How one office lost 47 pens in 11 days—and why nobody remembers stealing them.
In the quiet, fluorescent-lit halls of the Northridge Municipal Records Department, something strange began to occur. Not a glitch in the filing system. Not a rogue fax machine. Not even the infamous “Tuesday Coffee Spill Incident of ’19.” No—it was the pens.
It started innocently enough. A single Bic Cristal, left on the copy machine, gone by lunch. Then another. Then three. By Friday, seven pens had vanished from the supply closet. Department head Mildred Crumb (who once sued a stapler for “emotional distress”) called a meeting.
Security footage was reviewed. No one was seen taking pens. No one was seen near pens, really. But then, on Day 5, a new pattern emerged: all vanished pens were blue. Not just any blue—specifically, Midnight Sable Blue (Bic’s discontinued 2013 variant).
Figure 1: The last known location of Pen #12. Note the calendar. Gary still believes Fridays are off.
Enter Dr. Elara Finch, a behavioral psychologist from the University of Misplaced Stationery, who was brought in after Mildred’s third “I swear I saw it walk away” report. She observed the office for 72 hours and concluded:
Dr. Finch’s theory: the pens were vanishing because, subconsciously, employees associated the blue pens with “temporary use.” The black pens? “Permanent.” The red? “Emergency.” But the blue? “Oh, that’s just… lying around. Might as well use it to sign the TPS reports.”
And then came the final clue: every vanishing pen had been used to sign the Monthly Attendance Form—a document that no one actually reads, but everyone insists on signing with a pen that “feels right.”
On Day 12, Mildred instituted “The Pen Protocol”: all blue pens were replaced with red pens labeled “DO NOT TAKE. I AM A TRAP.” The next day, the first blue pen reappeared—on Gary’s desk. He claimed he’d “found it in the parking lot.”
But the real answer? The pens never vanished. They just stopped being noticed. The staff began using their own pens—bought from Target, stolen from hotels, or carved from bamboo by their cousin in Bali. The blue Bics? They were never stolen. They were simply… retired.

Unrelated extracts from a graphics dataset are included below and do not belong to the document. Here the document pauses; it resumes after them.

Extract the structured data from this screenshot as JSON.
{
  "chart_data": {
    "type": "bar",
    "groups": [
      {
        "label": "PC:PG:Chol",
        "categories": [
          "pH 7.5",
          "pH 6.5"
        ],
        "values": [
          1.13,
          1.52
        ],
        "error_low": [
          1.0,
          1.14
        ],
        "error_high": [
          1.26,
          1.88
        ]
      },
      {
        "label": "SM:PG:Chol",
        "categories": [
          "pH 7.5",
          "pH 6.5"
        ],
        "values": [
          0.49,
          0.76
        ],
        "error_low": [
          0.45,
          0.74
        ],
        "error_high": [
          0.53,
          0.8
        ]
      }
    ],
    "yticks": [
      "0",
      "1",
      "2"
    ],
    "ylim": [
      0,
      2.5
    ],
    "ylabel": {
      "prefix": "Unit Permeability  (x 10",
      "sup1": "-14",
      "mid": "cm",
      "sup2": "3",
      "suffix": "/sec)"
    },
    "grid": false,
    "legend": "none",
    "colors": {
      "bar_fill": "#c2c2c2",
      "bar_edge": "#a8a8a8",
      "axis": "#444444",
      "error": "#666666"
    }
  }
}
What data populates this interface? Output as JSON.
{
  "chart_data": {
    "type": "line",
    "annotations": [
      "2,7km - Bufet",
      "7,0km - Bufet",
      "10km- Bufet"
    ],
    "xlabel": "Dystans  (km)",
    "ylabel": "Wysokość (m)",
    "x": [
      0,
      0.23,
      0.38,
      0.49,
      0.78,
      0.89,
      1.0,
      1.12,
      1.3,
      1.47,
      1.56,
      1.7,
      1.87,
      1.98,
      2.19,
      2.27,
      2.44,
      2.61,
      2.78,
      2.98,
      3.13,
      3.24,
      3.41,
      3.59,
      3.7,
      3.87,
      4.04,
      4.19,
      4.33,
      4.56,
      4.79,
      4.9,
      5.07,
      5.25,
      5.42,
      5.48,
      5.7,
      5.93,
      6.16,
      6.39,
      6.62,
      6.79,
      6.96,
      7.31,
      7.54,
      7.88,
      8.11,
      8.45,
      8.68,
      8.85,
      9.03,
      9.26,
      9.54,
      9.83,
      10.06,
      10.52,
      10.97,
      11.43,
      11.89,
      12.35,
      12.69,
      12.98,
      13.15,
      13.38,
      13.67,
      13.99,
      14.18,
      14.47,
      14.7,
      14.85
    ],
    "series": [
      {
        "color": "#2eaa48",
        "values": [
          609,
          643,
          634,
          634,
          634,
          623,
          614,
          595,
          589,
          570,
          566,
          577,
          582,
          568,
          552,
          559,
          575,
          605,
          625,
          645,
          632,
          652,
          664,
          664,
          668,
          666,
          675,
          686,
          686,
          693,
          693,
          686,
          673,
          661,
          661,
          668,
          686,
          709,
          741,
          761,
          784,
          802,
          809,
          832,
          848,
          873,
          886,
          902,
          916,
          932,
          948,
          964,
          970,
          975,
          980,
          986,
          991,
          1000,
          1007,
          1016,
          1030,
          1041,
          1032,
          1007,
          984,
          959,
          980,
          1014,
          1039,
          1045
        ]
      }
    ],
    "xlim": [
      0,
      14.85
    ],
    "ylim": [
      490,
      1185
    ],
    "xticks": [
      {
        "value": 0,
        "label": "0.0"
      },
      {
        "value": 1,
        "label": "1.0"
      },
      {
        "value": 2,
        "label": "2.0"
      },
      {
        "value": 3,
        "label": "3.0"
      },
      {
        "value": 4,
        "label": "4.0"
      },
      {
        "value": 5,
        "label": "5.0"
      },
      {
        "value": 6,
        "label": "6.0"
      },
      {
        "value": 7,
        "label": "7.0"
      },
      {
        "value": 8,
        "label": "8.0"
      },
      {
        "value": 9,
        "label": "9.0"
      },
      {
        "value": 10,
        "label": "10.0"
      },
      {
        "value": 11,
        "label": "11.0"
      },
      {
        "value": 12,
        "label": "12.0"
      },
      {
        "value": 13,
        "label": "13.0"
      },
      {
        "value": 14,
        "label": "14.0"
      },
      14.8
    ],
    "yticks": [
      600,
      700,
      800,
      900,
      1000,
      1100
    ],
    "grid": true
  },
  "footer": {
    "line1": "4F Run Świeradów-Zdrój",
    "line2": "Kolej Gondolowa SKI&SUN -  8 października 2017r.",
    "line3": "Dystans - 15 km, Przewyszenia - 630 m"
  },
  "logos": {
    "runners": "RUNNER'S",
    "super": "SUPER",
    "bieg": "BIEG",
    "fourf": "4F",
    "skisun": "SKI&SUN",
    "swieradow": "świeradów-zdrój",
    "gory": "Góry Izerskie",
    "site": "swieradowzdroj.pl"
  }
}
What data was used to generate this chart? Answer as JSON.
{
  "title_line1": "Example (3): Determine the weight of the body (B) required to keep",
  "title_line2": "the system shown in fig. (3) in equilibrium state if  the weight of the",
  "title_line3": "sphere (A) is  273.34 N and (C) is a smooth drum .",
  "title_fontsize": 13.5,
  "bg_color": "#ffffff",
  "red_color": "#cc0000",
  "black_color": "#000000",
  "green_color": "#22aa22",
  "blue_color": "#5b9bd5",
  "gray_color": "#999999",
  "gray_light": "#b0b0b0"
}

As of today, the office has 0 blue Bic Cristals left. And 47 new pens. All of them black. All of them labeled: “PROPERTY OF MILDRED CRUMB, ESQ.”
Still, if you walk past the breakroom at 3:07 PM on a Tuesday, you might catch a glimpse of something blue… slipping into Gary’s satchel.
This article is based on actual events, eyewitness testimony, and one very confused janitor named Carl who says he “saw a pen wave at him.”